Tor Bella Monaca

Author:Author: Alessandro Lanzetta

Tor Bella Monaca is located outside of the Grande Raccordo Anulare (G.R.A.* -- Rome’s large ring road), and is delimited by via Casilina to the south and via Prenestina to the north. The neighbourhood is divided into two zones: the “old” and the “new.”

“Old” Tor Bella Monaca is an old residential neighbourhood that began to be developed in the 1940s with the building of private housing no taller than three or four stories. Internal migrants from regions of southern Italy built their dwellings themselves in a process defined as “illegal building due to necessity”.

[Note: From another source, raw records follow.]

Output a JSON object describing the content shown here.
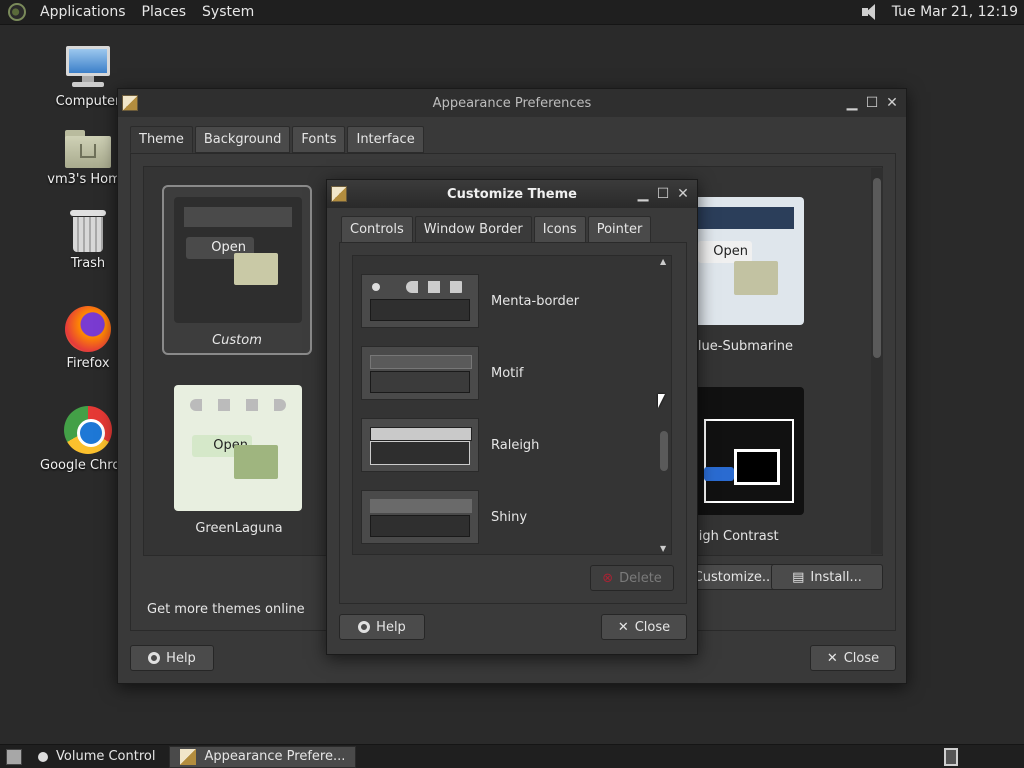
{
  "top_panel": {
    "menus": [
      "Applications",
      "Places",
      "System"
    ],
    "clock": "Tue Mar 21, 12:19",
    "icons": [
      "gnome-foot-icon",
      "volume-icon"
    ]
  },
  "desktop": {
    "icons": [
      {
        "label": "Computer",
        "icon": "computer-icon"
      },
      {
        "label": "vm3's Home",
        "icon": "home-folder-icon"
      },
      {
        "label": "Trash",
        "icon": "trash-icon"
      },
      {
        "label": "Firefox",
        "icon": "firefox-icon"
      },
      {
        "label": "Google Chrome",
        "icon": "chrome-icon"
      }
    ]
  },
  "appearance": {
    "title": "Appearance Preferences",
    "tabs": [
      "Theme",
      "Background",
      "Fonts",
      "Interface"
    ],
    "active_tab": "Theme",
    "themes": [
      {
        "name": "Custom"
      },
      {
        "name": "GreenLaguna"
      },
      {
        "name": "Blue-Submarine"
      },
      {
        "name": "High Contrast"
      }
    ],
    "preview_text": {
      "open": "Open"
    },
    "get_more": "Get more themes online",
    "customize_label": "Customize...",
    "install_label": "Install...",
    "help_label": "Help",
    "close_label": "Close"
  },
  "customize": {
    "title": "Customize Theme",
    "tabs": [
      "Controls",
      "Window Border",
      "Icons",
      "Pointer"
    ],
    "active_tab": "Window Border",
    "items": [
      "Menta-border",
      "Motif",
      "Raleigh",
      "Shiny"
    ],
    "delete_label": "Delete",
    "help_label": "Help",
    "close_label": "Close"
  },
  "taskbar": {
    "tasks": [
      "Volume Control",
      "Appearance Prefere..."
    ]
  },
  "colors": {
    "panel": "#1f1f1f",
    "window": "#393939",
    "desktop": "#2a2a2a",
    "text": "#e6e6e6"
  }
}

The new Tor Bella Monaca is located in the northern part of the quarter and was developed in the early 1980s. Spread over 188 hectares with approximately 30,000 inhabitants, it is distinguished by massive social housing buildings: towers with 15 stories and complexes of long buildings of five to eight stories. The neighbourhood was built as part of the Ist Plan for Economic and Popular Housing of Rome, which aimed to alleviate the housing emergency of a population that was severely disadvantaged by social and economic conditions and to a large extent had previously been living in precarious housing. The lack of social services and of immigration policies contributed the problems that now characterise the neighbourhood: social marginalization, unemployment, youth delinquency, and many others.

The neighbourhood is connected by large roads and is surrounded by vast undeveloped and neglected areas which are both unwelcoming and underscore the distance to other parts of society. A walk through these areas imparts a sense of alienation that serves to further reduce the quality and use of the space.

Tor Bella Monaca has become an emblem of deprivation and neglect, of organised crime and drug dealing. But it also represents the widespread and persistent desire for renewal held by many citizens and associations, who have put their hopes into action through the care and management of the abandoned open spaces. These activities, although often marginal, demonstrate commitment in the face of a situation that proves difficult to change.